Suku Bunga KPR dan Kredit Mobil Akan Naik Akibat BI Rate 5,5 Persen

Senin, 15 Juni 2026 | 21:37:08 WIB
Ilustrasi Suku Bunga (sumber gambar: NET)

JAKARTA - Kenaikan suku bunga acuan Bank Indonesia menjadi 5,5 persen diproyeksikan bakal memengaruhi suku bunga pinjaman perbankan dalam kurun waktu tiga sampai enam bulan mendatang. Fenomena ini berisiko memperberat beban angsuran bulanan warga, terutama bagi kelompok masyarakat kelas menengah yang membiayai kebutuhan konsumtif mereka lewat instrumen kredit rumah serta kendaraan. Penyesuaian tarif pinjaman di tingkat perbankan ini membutuhkan waktu dan tidak langsung berubah seketika pasca kebijakan bank sentral diketuk.

Penyaluran dampak dari penyesuaian suku bunga acuan tersebut ke sektor pembiayaan riil memerlukan jeda waktu tertentu sebelum manajemen perbankan merombak aturan bunga pinjaman mereka.

“Biasanya ada lag waktu antara kenaikan BI-Rate dan kenaikan suku bunga pinjaman. Sekitar 3 sampai 6 bulan ke depan baru akan terasa,” ujar David Sumual.

Berkaca pada estimasi tenggang waktu itu, lonjakan tarif bunga pembiayaan kemungkinan besar mulai membebani para debitur pada rentang bulan September sampai November 2026. Nilai fluktuasi kenaikan suku bunga kredit di lapangan nantinya akan ditentukan oleh dinamika kompetisi yang terjadi antarlembaga perbankan di tiap lini bisnis pembiayaan.
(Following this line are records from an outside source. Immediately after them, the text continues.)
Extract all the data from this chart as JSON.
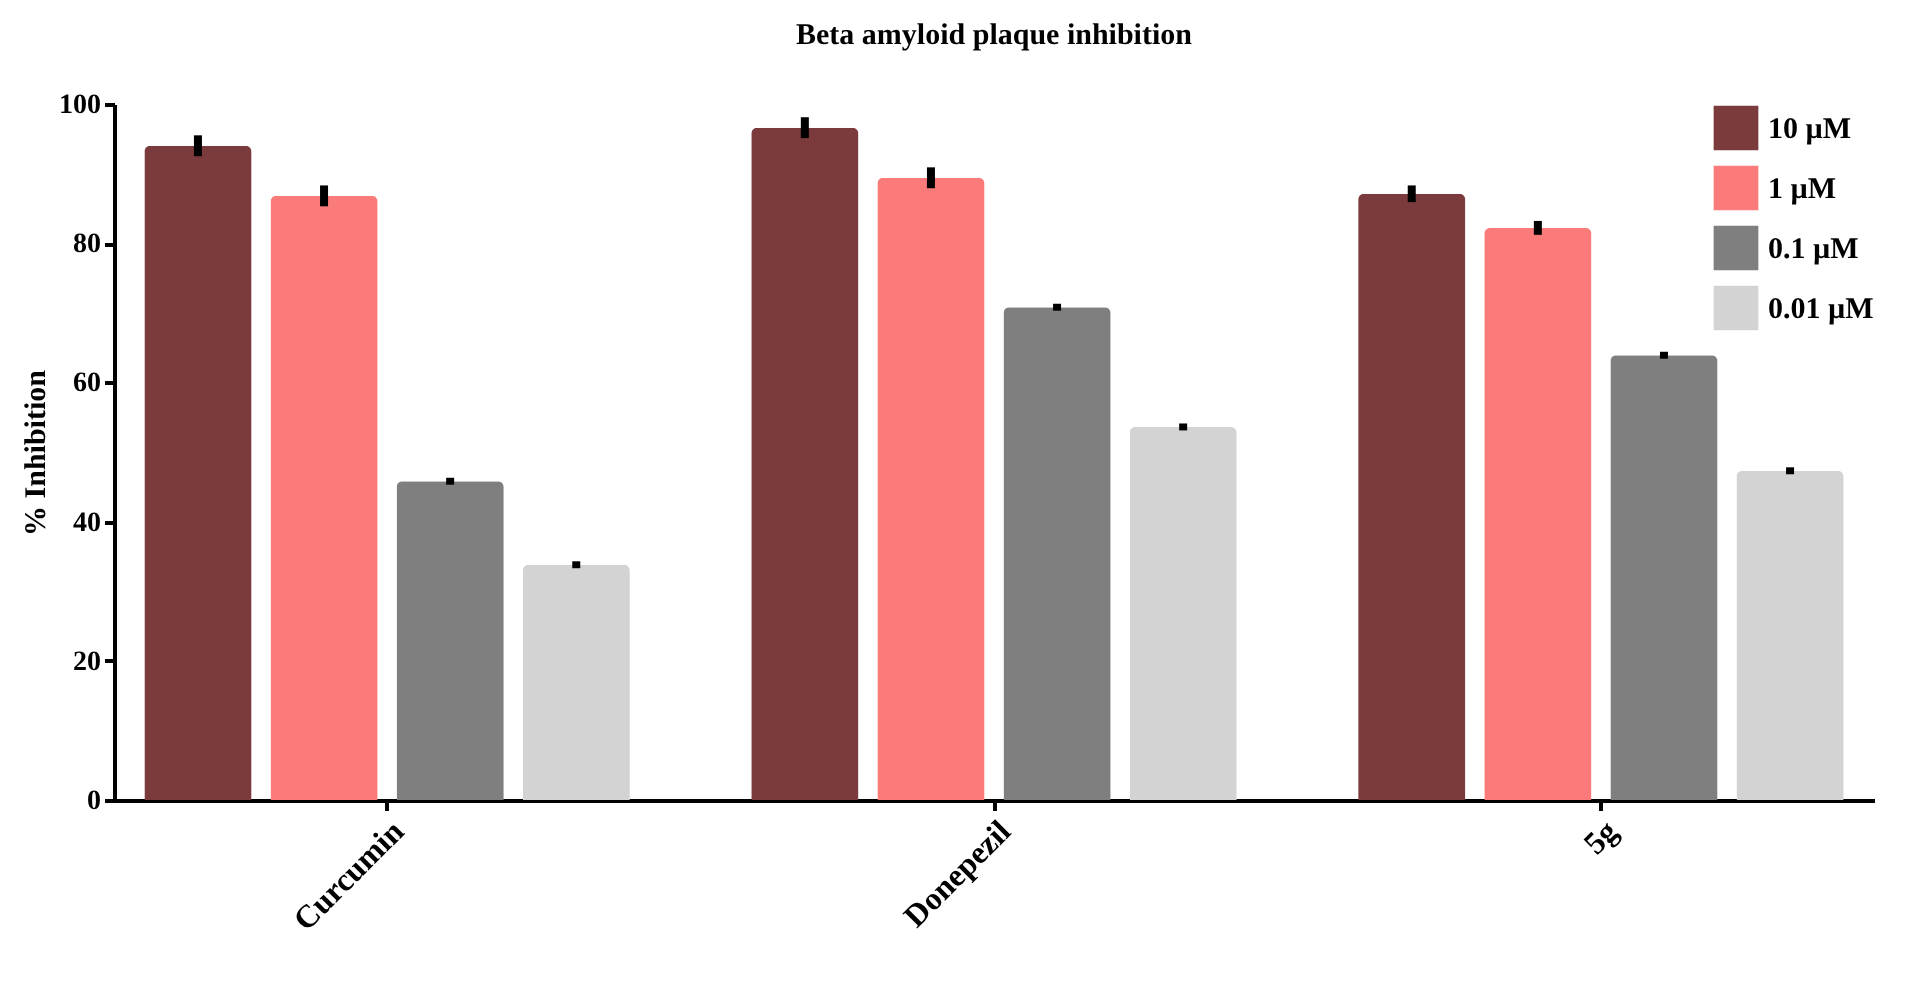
{
  "chart_data": {
    "type": "bar",
    "title": "Beta amyloid plaque inhibition",
    "ylabel": "% Inhibition",
    "categories": [
      "Curcumin",
      "Donepezil",
      "5g"
    ],
    "series": [
      {
        "name": "10 µM",
        "color": "#7b3b3d",
        "values": [
          94.0,
          96.6,
          87.1
        ],
        "errors": [
          1.5,
          1.5,
          1.2
        ]
      },
      {
        "name": "1 µM",
        "color": "#fb7b7b",
        "values": [
          86.8,
          89.4,
          82.2
        ],
        "errors": [
          1.5,
          1.5,
          1.0
        ]
      },
      {
        "name": "0.1 µM",
        "color": "#7f7f7f",
        "values": [
          45.8,
          70.8,
          63.9
        ],
        "errors": [
          0.5,
          0.5,
          0.5
        ]
      },
      {
        "name": "0.01 µM",
        "color": "#d3d3d3",
        "values": [
          33.8,
          53.6,
          47.3
        ],
        "errors": [
          0.5,
          0.5,
          0.5
        ]
      }
    ],
    "ylim": [
      0,
      100
    ],
    "yticks": [
      0,
      20,
      40,
      60,
      80,
      100
    ],
    "grid": false,
    "legend": "top right"
  }
}
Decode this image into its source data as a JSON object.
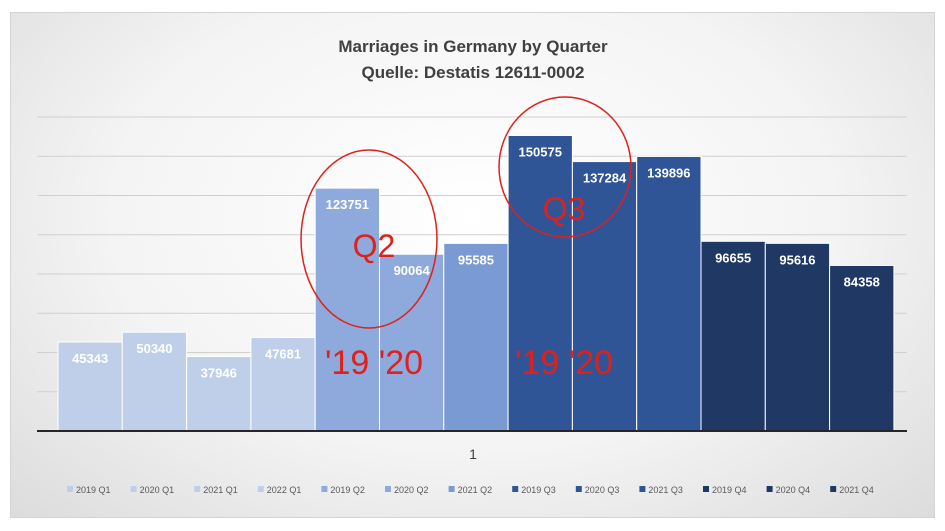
{
  "chart_data": {
    "type": "bar",
    "title": "Marriages in Germany by Quarter",
    "subtitle": "Quelle: Destatis 12611-0002",
    "categories": [
      "1"
    ],
    "series": [
      {
        "name": "2019 Q1",
        "values": [
          45343
        ],
        "color": "#bfcfea"
      },
      {
        "name": "2020 Q1",
        "values": [
          50340
        ],
        "color": "#bfcfea"
      },
      {
        "name": "2021 Q1",
        "values": [
          37946
        ],
        "color": "#bfcfea"
      },
      {
        "name": "2022 Q1",
        "values": [
          47681
        ],
        "color": "#bfcfea"
      },
      {
        "name": "2019 Q2",
        "values": [
          123751
        ],
        "color": "#8ea9db"
      },
      {
        "name": "2020 Q2",
        "values": [
          90064
        ],
        "color": "#8ea9db"
      },
      {
        "name": "2021 Q2",
        "values": [
          95585
        ],
        "color": "#7a9ad3"
      },
      {
        "name": "2019 Q3",
        "values": [
          150575
        ],
        "color": "#2f5597"
      },
      {
        "name": "2020 Q3",
        "values": [
          137284
        ],
        "color": "#2f5597"
      },
      {
        "name": "2021 Q3",
        "values": [
          139896
        ],
        "color": "#2f5597"
      },
      {
        "name": "2019 Q4",
        "values": [
          96655
        ],
        "color": "#1f3864"
      },
      {
        "name": "2020 Q4",
        "values": [
          95616
        ],
        "color": "#1f3864"
      },
      {
        "name": "2021 Q4",
        "values": [
          84358
        ],
        "color": "#1f3864"
      }
    ],
    "ylim": [
      0,
      160000
    ],
    "grid": true,
    "legend_position": "bottom",
    "annotations": [
      {
        "text": "Q2",
        "color": "#e0201b"
      },
      {
        "text": "'19 '20",
        "color": "#e0201b"
      },
      {
        "text": "Q3",
        "color": "#e0201b"
      },
      {
        "text": "'19 '20",
        "color": "#e0201b"
      }
    ]
  }
}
Kendati demikian, segmen masyarakat lapisan menengah menjadi kelompok yang paling rentan terkena imbas karena dominasi kepemilikan utang konsumsi mereka.

“Yang paling banyak terdampak adalah masyarakat kelas menengah yang biasanya banyak mengambil kredit konsumsi, seperti perumahan (KPR) dan mobil (KKB),” jelasnya.

Selain memperbesar pengeluaran untuk membayar cicilan bulanan, tren kenaikan bunga pinjaman ini juga rawan memicu lonjakan kasus gagal bayar atau default pada pembiayaan sektor usaha maupun kredit konsumtif.

“Terutama untuk segmen konsumtif dan UMKM,” tambah David.

Oleh karena itu, para nasabah yang memiliki beban pinjaman konsumtif dengan nilai besar disarankan untuk mulai membenahi manajemen keuangan mereka guna mengantisipasi pembengkakan biaya utang dalam beberapa bulan ke depan.

“Harus prudent dalam mengatur pembelanjaan. Untuk utang konsumtif yang bunganya tinggi, coba lakukan refinancing dengan pinjaman yang suku bunganya lebih rendah,” sarannya.

Asal tahu saja, Bank Indonesia telah menetapkan kenaikan tingkat suku bunga acuan ke angka 5,5 persen dalam Rapat Dewan Gubernur pada awal Juni 2026. Keputusan moneter tersebut diambil sebagai langkah taktis demi memproteksi stabilitas nilai tukar mata uang rupiah sekaligus membendung gejolak inflasi di tengah ketidakpastian situasi ekonomi dunia.

Walaupun kebijakan pengetatan moneter ini berisiko menekan tingkat daya beli masyarakat akibat bunga kredit yang membumbung, dampak buruknya dipercaya bisa diredam jika pemerintah segera mengguyur stimulus penunjang untuk menyokong konsumsi domestik serta laju perekonomian nasional. Saat ini, para pelaku sektor finansial masih menunggu pelaksanaan Rapat Dewan Gubernur Bank Indonesia selanjutnya yang akan memetakan arah kebijakan suku bunga ke depan.